La realidad de la inseguridad en Colombia: Más allá de las estadísticas
Al abrir los periódicos colombianos, lo primero que impacta son las noticias sobre muertes, asesinatos, atentados y desórdenes públicos. Desde las ventanas de los hogares, con frecuencia se escuchan sonidos que podrían ser disparos, generando una constante sensación de alerta. ¿Se trata de realidad o paranoia colectiva? La respuesta probablemente incluya ambos elementos. Las estadísticas oficiales de seguridad en el país no muestran los peores índices de la región, pero distan mucho de ser aceptables, y menos aún de considerarse positivas.
Percepción versus datos: Un abismo que crece
Los medios de comunicación, con su tendencia a tomar la parte por el todo, presentan diariamente ejemplos de crueldad y daño aparentemente gratuito, alimentando la idea de que cualquier episodio violento podría ocurrirle a cualquier ciudadano. Colombia no ha alcanzado niveles de crisis como los vividos por El Salvador con las maras hace algunos años, donde el tejido social se fracturó profundamente. Tampoco nos aproximamos a la tranquilidad de países como Suiza o Suecia, donde las personas pueden circular con joyas y dispositivos electrónicos sin temor a robos.
En el caso salvadoreño, el retorno de delincuentes formados principalmente en California familiarizó a miles de jóvenes con armas y drogas, mientras que los tatuajes visibles facilitaban la identificación de miembros de pandillas, aunque con el riesgo evidente de criminalizar a personas inocentes.
Modalidades delictivas que persisten
A pesar de una leve reducción en las denuncias por hurto, la percepción ciudadana de seguridad no mejora. El robo de teléfonos celulares, frecuentemente mediante el conocido "raponazo", registra en Bogotá varias decenas de miles de casos anuales. Las modalidades más comunes incluyen esta práctica y el asedio por parte de atacantes armados que operan en dúos en motocicletas.
Un problema adicional es que buena parte de estos delitos no culmina en procesos judiciales efectivos. Si bien las cárceles colombianas presentan niveles preocupantes de hacinamiento, mantener a los delincuentes en las calles resulta aún más peligroso para la sociedad.
Violencia interpersonal y factores agravantes
Las agresiones entre personas y la violencia intrafamiliar son fenómenos demasiado comunes y en aumento, con consecuencias que incluyen lesiones físicas y psicológicas. Esta situación refleja deficiencias profundas en nuestro sistema educativo y en la formación en valores. Curiosamente, los índices de violencia suelen empeorar durante los días festivos, donde el consumo excesivo de alcohol y la falta de control personal desencadenan conflictos, muchos con antecedentes dolorosos.

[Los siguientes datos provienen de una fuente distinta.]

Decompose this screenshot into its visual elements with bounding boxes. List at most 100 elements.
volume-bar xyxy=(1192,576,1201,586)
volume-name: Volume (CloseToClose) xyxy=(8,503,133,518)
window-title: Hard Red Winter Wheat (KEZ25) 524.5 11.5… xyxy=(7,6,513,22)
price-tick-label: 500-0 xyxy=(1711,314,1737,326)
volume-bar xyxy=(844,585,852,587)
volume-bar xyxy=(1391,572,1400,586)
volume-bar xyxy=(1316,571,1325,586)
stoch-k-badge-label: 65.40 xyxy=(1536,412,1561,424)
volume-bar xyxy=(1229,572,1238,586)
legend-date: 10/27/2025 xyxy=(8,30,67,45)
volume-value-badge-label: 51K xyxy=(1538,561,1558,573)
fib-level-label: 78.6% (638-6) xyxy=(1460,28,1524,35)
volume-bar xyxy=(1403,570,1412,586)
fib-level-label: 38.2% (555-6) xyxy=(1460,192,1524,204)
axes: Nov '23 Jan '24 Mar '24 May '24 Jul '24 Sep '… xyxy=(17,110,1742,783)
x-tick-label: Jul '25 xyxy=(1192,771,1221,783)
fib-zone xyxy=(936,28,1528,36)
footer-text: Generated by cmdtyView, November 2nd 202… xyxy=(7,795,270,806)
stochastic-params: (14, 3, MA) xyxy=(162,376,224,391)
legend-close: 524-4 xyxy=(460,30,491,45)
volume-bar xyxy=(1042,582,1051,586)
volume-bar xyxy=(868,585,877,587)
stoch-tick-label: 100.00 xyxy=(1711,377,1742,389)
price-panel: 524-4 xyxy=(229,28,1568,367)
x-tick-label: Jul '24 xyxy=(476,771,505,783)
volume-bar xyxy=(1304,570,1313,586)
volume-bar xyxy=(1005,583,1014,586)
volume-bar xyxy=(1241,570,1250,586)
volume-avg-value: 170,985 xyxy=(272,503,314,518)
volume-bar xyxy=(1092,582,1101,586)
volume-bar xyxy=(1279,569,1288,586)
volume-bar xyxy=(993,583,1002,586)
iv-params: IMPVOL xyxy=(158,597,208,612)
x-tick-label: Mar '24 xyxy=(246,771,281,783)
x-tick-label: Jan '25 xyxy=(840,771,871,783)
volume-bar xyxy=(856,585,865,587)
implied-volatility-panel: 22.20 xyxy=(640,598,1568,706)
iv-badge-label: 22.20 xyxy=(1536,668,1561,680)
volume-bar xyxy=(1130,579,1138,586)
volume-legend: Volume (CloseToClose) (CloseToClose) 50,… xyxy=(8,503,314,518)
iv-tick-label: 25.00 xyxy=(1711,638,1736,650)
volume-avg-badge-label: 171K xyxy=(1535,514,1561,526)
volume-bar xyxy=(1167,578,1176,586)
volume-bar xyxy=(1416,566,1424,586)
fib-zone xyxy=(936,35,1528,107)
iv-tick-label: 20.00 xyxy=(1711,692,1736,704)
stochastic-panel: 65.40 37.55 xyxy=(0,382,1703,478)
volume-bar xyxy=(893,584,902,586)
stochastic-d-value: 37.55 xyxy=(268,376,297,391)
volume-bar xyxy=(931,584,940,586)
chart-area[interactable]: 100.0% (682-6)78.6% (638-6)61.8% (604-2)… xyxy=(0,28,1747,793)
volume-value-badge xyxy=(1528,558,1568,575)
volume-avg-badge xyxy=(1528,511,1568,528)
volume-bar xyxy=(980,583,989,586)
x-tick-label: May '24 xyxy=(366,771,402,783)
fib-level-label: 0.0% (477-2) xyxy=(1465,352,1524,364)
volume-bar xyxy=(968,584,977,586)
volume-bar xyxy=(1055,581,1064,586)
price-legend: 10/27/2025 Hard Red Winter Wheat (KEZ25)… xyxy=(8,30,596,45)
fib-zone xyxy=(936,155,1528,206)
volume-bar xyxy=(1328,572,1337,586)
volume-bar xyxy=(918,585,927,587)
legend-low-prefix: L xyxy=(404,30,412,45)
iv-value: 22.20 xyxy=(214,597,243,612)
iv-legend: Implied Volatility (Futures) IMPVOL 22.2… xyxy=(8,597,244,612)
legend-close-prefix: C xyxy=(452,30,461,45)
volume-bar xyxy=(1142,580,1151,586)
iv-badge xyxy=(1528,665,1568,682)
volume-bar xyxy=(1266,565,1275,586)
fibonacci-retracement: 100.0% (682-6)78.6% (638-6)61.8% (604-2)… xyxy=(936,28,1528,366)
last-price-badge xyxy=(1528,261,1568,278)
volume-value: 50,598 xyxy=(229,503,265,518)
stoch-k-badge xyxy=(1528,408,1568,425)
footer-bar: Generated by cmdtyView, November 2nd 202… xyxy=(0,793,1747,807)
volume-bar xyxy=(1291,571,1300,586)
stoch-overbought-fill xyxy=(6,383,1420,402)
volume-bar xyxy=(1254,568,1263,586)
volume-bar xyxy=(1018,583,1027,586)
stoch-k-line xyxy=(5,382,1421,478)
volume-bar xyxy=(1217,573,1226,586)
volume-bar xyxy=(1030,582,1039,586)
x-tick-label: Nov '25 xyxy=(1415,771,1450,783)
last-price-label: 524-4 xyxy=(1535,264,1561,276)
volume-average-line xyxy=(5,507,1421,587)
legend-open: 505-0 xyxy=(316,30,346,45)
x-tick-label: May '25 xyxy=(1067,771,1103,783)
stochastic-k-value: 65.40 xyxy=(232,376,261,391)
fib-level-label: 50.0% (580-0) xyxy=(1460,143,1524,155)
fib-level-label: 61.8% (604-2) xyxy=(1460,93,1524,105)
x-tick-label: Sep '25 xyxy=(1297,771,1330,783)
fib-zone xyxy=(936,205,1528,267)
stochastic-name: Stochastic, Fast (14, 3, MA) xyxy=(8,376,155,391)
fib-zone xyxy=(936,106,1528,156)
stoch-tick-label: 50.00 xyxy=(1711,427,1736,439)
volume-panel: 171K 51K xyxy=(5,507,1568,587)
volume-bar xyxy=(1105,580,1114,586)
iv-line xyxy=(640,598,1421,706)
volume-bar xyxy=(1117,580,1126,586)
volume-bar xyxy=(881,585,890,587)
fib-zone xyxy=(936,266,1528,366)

Otros factores que alimentan la inseguridad incluyen:
- El fortalecimiento del crimen organizado a nivel nacional
- La expansión de economías ilegales vinculadas al narcotráfico y la minería no autorizada
- Una mayor presencia de grupos armados en diversas regiones del país
- La ausencia de una política nacional de seguridad urbana articulada y coherente
Elementos que facilitan la criminalidad
La proliferación masiva de motocicletas se ha convertido en un elemento central para la comisión de delitos, dada su maniobrabilidad y facilidad para evadir controles. Paralelamente, la frecuencia con que se bloquean vías en diferentes regiones del país evidencia una peligrosa connivencia con actores violentos que operan con impunidad.
Responsabilidades políticas y perspectivas
El principal responsable de la seguridad en el país recae en el poder ejecutivo, encabezado por el presidente de la República. La estrategia de Paz Total implementada por el gobierno actual ha generado controversias significativas, con críticas sobre su efectividad real. Decisiones como la suspensión de órdenes de captura contra cabecillas de organizaciones criminales en Medellín han sido señaladas como pasos en dirección equivocada.
Un ejemplo del crecimiento del crimen organizado lo representa el Clan del Golfo, que pasó de aproximadamente 3.500 integrantes en 2018 a cerca de 9.000 en la actualidad, según estimaciones de inteligencia.
Hacia protocolos de seguridad y cambio de rumbo
Se requieren con urgencia protocolos de seguridad tanto individual como colectiva, pues el desorden y la falta de coordinación institucional fomentan espacios para la inseguridad. Independientemente de las circunstancias, es fundamental que los ciudadanos adopten medidas para evitar o reducir riesgos específicos.
La inseguridad en Colombia representa un determinante económico de primer orden, afectando la inversión, el turismo y la calidad de vida general. Muchos analistas coinciden en que será necesario esperar a futuros gobiernos para implementar nuevas políticas y herramientas que enfrenten de manera integral este desafío estructural.